– …Не смея или, может быть, считая излишним покушаться на самую жизнь наследника, что было бы и небезопасно ввиду господствующих в обществе умонастроений, считая такое покушение, во всяком случае, преждевременным, Милица…
– Великая княгиня Милица! – сварливо поправил Любомир.
– Великая княгиня Милица задумала уничтожить наследника нравственно, искалечить и ум, и жизненные понятия юноши. Так извратить самые основы личности, чтобы наследник стал не способен к государственной деятельности. Сделать его посмешищем для умных людей и лишить народной поддержки.
– Не надо преувеличивать, Рукосил.
– Единственным наставником, товарищем и собеседником юноши в его полном удалении от общества был назначен некий сумасшедший старик дока Новотора Шала. Еще в семьсот пятьдесят девятом году этот сумасброд решением ученого совета был отстранен от преподавания в Толпенском университете на факультете богословия, государь. Несчастный, вообразив, что все ныне существующие науки, языки, вера не достаточно хороши для него, недостаточно хороши для воспарившего над прозябающим человечеством гения…
– Но ведь он клевещет, разве не видите?! – в волнении проговорил Юлий по-тарабарски, оглядываясь так, словно он желал призвать в свидетели низкой лжи собравшиеся вокруг толпы.
– Не надо преувеличивать, Рукосил, – повторил Любомир. – Я понимаю вашу верноподданническую тревогу.
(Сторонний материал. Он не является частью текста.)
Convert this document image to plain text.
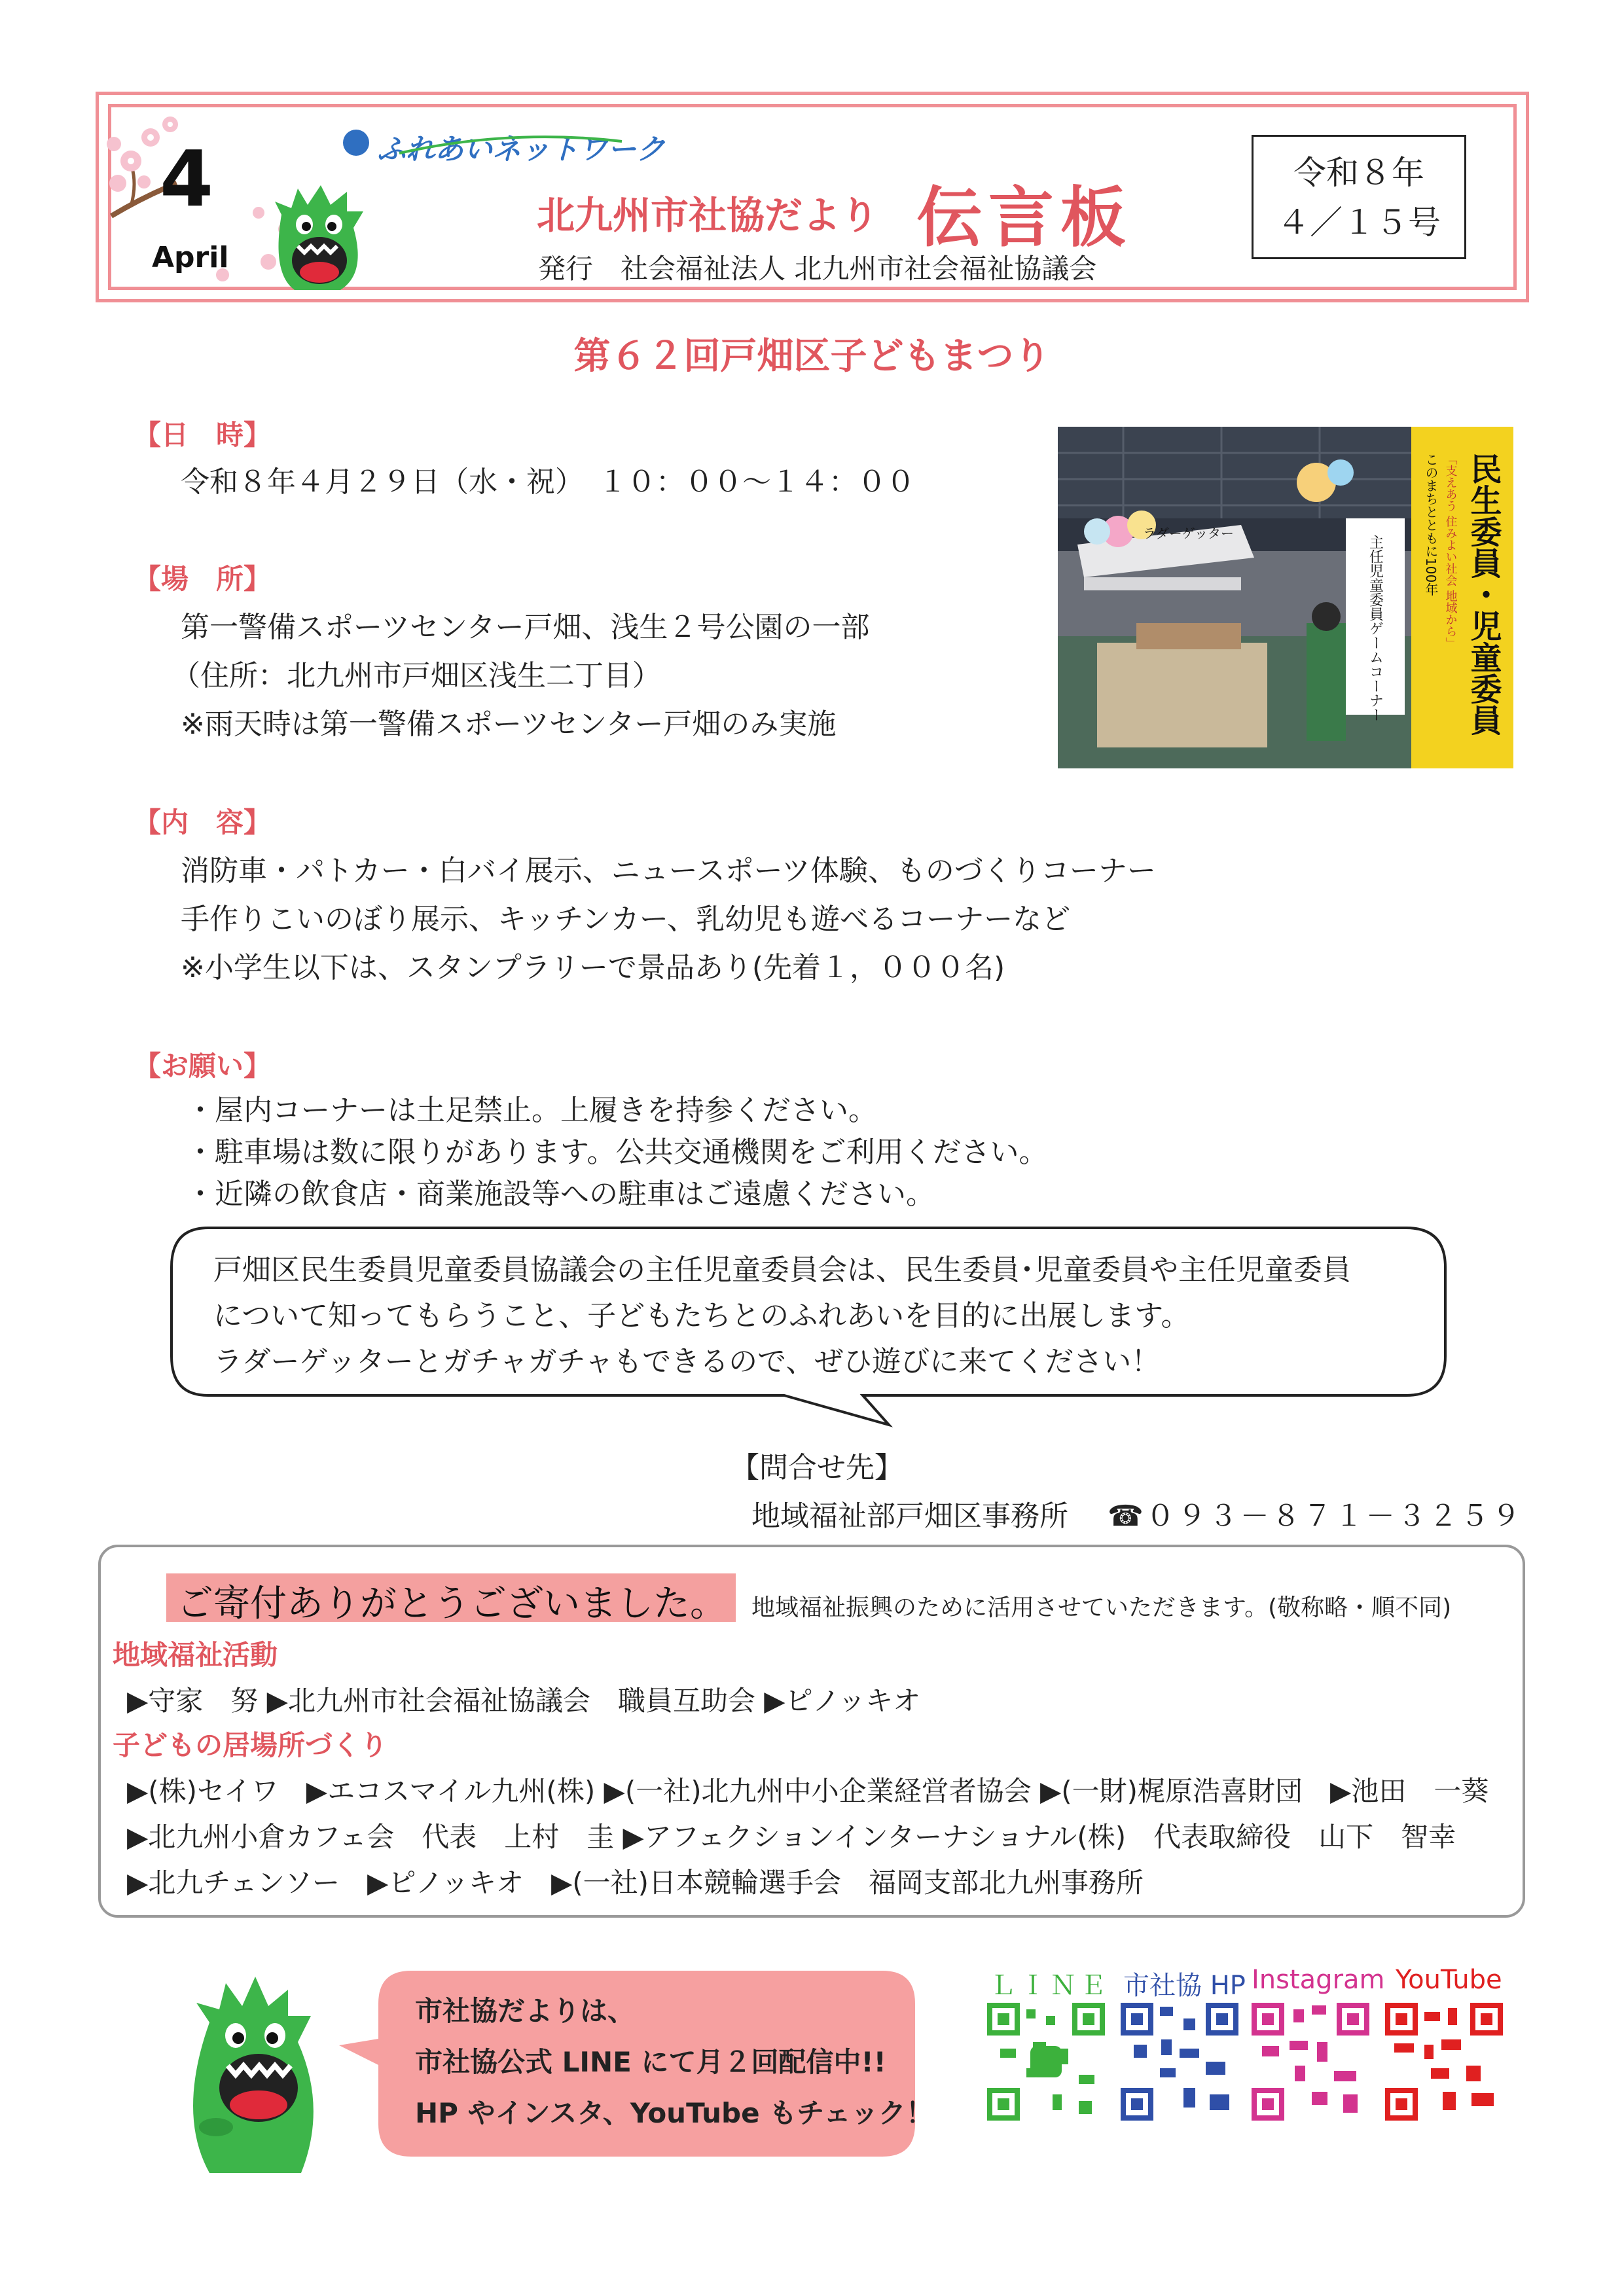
4
April
ふれあいネットワーク
北九州市社協だより 伝言板
発行　社会福祉法人 北九州市社会福祉協議会
令和８年
４／１５号
第６２回戸畑区子どもまつり
【日　時】
令和８年４月２９日（水・祝）　１０：００～１４：００
【場　所】
第一警備スポーツセンター戸畑、浅生２号公園の一部
（住所：北九州市戸畑区浅生二丁目）
※雨天時は第一警備スポーツセンター戸畑のみ実施
主任児童委員ゲームコーナー
ラダーゲッター	このまちとともに100年 「支えあう 住みよい社会 地域から」 民生委員・児童委員
【内　容】
消防車・パトカー・白バイ展示、ニュースポーツ体験、ものづくりコーナー
手作りこいのぼり展示、キッチンカー、乳幼児も遊べるコーナーなど
※小学生以下は、スタンプラリーで景品あり(先着１，０００名)
【お願い】
・屋内コーナーは土足禁止。上履きを持参ください。
・駐車場は数に限りがあります。公共交通機関をご利用ください。
・近隣の飲食店・商業施設等への駐車はご遠慮ください。
戸畑区民生委員児童委員協議会の主任児童委員会は、民生委員･児童委員や主任児童委員
について知ってもらうこと、子どもたちとのふれあいを目的に出展します。
ラダーゲッターとガチャガチャもできるので、ぜひ遊びに来てください！
【問合せ先】
地域福祉部戸畑区事務所 ☎０９３－８７１－３２５９
ご寄付ありがとうございました。 地域福祉振興のために活用させていただきます。(敬称略・順不同)
地域福祉活動
▶守家　努 ▶北九州市社会福祉協議会　職員互助会 ▶ピノッキオ
子どもの居場所づくり
▶(株)セイワ　▶エコスマイル九州(株) ▶(一社)北九州中小企業経営者協会 ▶(一財)梶原浩喜財団　▶池田　一葵
▶北九州小倉カフェ会　代表　上村　圭 ▶アフェクションインターナショナル(株)　代表取締役　山下　智幸
▶北九チェンソー　▶ピノッキオ　▶(一社)日本競輪選手会　福岡支部北九州事務所
市社協だよりは、
市社協公式 LINE にて月２回配信中!!
HP やインスタ、YouTube もチェック！
ＬＩＮＥ 市社協 HP Instagram YouTube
Боюсь только вы принимаете все слишком близко к сердцу.
Рукосил пожал плечами:
– Впрочем, государь, можете расспросить наследника сами.
– Этот человек… сумасшедший, он тут? – спросил Любомир.
– Его сюда доставят.
С некоторым трудом, словно насилуя себя, Любомир обратил взор к сыну и, верно, это малоприглядное зрелище: дико озирающийся, встрепанный, бормочущий невесть какую ахинею Юлий – заставило его отказаться от намерения задать один или несколько вопросов. Подозревая, что его понуждают углубляться в малоприглядные подробности, Любомир поспешил отступить.
– Хорошо, Рукосил, я все подпишу. Давайте. Я устал, Рукосил, – сказал он упавшим, плаксивым голосом. Ближе к середине стола возле грязного сапога лежал пергамент и несколько разбросанных перьев. – Я подпишу. Как я устал, Рукосил. Как ты мне надоел. Боже мой, Рукосил, ты мучаешь меня вторые сутки – я никогда тебе этого не прощу. – Одно из перьев он обмакнул в плоскую чернильницу с узким горлышком и подвинул исписанный на четверть или на треть лист. – Мила, Мил, а? – сказал он вдруг изменившимся голосом и поднял голову. – Ну что, Мила, а? Как?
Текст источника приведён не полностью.